La proposta tradizionale si rinnova
Dunque oltre ai prodotti classici (panettone, pandoro, torrone, cotechino, lenticchie e conserve gourmet), si assisterà probabilmente a una crescente personalizzazione e polarizzazione dei prodotti contenuti nella strenna: da un lato prodotti di nicchia, molto costosi e non di prima necessità (vini, paté, salse e creme per l’aperitivo, cioccolato), dall’altro beni generalmente considerati di uso comune ma sempre più pesanti per il portafogli degli italiani (farine particolari, legumi, confetture, formaggi stagionati, salumi, caffè, frutta secca a guscio).
Continuare a stupire con gusto si può
Un asso nella manica per chi non vuole rinunciare a mettere nella cesta natalizia un tocco creativo e spensierato, con cui allietare le Feste di chi riceverà il dono, ma senza spendere una fortuna, è il “fai-da-te”.
Sono molte le ricette home made, buone e durevoli, che si possono inserire nella confezione.
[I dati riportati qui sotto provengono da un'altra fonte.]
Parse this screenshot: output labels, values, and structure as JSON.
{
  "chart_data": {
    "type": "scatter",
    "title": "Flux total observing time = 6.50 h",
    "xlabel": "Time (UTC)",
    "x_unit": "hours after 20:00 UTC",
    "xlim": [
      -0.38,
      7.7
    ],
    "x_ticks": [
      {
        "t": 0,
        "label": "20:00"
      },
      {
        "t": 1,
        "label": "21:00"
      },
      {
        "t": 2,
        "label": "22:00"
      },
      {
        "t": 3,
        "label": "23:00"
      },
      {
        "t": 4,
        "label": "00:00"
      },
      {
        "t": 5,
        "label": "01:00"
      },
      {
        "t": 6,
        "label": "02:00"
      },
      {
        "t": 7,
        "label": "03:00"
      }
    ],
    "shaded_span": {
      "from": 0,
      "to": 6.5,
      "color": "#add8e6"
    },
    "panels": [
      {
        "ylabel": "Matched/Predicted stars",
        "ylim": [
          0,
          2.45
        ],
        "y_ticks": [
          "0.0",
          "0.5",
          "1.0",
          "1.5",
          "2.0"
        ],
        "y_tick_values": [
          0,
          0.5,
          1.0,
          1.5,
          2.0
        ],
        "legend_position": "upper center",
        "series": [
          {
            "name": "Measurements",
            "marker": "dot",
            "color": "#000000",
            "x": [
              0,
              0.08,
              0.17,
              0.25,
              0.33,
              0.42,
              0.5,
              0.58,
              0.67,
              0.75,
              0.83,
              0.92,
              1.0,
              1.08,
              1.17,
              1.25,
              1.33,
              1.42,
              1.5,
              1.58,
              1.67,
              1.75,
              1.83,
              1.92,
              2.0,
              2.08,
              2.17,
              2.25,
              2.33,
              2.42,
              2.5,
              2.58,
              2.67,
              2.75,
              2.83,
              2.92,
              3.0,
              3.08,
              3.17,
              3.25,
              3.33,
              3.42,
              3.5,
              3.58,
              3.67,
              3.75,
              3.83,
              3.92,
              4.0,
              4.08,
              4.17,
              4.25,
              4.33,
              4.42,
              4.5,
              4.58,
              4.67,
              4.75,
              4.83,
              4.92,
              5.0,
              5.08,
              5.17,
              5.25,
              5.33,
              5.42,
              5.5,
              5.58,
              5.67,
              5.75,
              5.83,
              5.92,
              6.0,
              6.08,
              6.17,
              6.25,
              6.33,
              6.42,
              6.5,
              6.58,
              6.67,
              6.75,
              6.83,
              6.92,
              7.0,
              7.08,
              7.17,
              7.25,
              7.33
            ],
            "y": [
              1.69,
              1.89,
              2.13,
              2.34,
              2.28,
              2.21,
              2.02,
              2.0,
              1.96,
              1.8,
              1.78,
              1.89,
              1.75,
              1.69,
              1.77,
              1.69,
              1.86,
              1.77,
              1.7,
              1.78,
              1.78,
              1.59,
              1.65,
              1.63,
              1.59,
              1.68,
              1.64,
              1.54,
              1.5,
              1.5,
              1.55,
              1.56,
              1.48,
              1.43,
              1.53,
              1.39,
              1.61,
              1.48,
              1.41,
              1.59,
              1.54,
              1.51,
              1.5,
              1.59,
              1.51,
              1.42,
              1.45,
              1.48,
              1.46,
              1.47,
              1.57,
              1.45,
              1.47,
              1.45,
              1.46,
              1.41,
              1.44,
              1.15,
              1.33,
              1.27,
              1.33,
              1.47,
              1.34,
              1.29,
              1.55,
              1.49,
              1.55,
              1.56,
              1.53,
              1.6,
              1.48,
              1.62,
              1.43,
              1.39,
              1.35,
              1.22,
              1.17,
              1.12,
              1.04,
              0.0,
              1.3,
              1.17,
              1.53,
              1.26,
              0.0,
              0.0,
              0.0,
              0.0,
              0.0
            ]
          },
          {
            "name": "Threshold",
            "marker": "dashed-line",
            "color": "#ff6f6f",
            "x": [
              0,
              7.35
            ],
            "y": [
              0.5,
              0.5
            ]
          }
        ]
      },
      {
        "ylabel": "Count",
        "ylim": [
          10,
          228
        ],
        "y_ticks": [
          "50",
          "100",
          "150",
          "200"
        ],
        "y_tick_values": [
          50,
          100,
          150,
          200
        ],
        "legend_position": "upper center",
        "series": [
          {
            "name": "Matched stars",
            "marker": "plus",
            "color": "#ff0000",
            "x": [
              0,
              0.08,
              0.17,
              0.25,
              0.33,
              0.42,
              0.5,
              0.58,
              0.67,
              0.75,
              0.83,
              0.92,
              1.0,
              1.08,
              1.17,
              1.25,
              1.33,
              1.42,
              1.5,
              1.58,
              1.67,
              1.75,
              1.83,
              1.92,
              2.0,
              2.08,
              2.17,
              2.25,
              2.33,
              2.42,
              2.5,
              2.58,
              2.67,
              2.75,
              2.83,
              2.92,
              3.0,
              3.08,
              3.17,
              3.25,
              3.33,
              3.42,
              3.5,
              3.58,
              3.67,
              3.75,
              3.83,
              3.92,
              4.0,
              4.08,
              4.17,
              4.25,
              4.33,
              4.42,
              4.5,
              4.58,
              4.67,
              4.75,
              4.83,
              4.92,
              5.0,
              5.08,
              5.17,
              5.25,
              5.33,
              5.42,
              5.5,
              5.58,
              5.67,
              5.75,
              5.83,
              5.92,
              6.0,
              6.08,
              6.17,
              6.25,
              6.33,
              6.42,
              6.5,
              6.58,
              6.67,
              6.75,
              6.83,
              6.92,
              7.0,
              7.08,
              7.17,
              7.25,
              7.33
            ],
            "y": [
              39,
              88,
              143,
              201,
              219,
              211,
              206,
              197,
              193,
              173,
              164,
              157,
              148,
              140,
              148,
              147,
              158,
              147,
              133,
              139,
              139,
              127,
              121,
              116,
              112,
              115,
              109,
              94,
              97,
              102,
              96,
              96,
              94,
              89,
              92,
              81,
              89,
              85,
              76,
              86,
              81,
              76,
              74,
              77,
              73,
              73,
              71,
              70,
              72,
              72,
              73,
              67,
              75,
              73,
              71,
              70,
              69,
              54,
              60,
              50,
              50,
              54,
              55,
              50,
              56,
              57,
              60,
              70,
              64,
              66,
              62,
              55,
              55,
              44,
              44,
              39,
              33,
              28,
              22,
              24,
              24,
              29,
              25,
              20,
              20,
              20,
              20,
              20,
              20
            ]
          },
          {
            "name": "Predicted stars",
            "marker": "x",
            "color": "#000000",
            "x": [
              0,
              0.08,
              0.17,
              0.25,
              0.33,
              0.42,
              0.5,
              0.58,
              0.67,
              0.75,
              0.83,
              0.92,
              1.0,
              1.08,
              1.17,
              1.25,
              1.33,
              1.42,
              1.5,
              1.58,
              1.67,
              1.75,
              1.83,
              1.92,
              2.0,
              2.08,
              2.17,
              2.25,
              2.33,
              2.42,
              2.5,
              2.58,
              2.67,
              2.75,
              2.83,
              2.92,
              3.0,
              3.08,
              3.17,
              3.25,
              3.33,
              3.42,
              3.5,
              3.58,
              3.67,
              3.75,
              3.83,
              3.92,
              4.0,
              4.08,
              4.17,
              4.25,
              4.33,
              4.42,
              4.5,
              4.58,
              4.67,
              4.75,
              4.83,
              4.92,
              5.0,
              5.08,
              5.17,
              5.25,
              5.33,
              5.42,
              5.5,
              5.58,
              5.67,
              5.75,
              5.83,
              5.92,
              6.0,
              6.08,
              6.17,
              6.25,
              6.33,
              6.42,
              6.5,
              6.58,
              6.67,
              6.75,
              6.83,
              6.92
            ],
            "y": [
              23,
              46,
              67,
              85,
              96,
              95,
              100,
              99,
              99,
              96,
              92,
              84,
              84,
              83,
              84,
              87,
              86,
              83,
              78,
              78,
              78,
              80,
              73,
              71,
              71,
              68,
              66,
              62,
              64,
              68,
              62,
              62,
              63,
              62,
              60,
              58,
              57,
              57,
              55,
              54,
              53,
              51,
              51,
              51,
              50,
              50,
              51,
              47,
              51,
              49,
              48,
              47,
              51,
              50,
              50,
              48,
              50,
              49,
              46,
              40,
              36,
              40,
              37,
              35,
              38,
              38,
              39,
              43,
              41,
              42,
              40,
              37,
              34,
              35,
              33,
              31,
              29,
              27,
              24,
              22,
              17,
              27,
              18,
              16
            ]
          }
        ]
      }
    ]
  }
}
Un esempio sono i biscotti pan di zenzero e gli altri biscotti di Natale, che a seconda delle tipologie, se conservati in una scatola di latta e protetti dal calore e dall’umidità si mantengono fino a un mese.
Ma si possono preparare anche alcune conserve dolci o salate, che una volta messe sottovuoto, possono durare nella credenza per mesi. Tra le più in linea con il periodo, la
salsa al caramello salato, ma anche le diverse salse e le declinazioni del pesto alla genovese, che lo trasformano da condimento per la pasta a farcitura per tartine e amouse bouche da servire come antipasti di Natale o antipasti di Capodanno.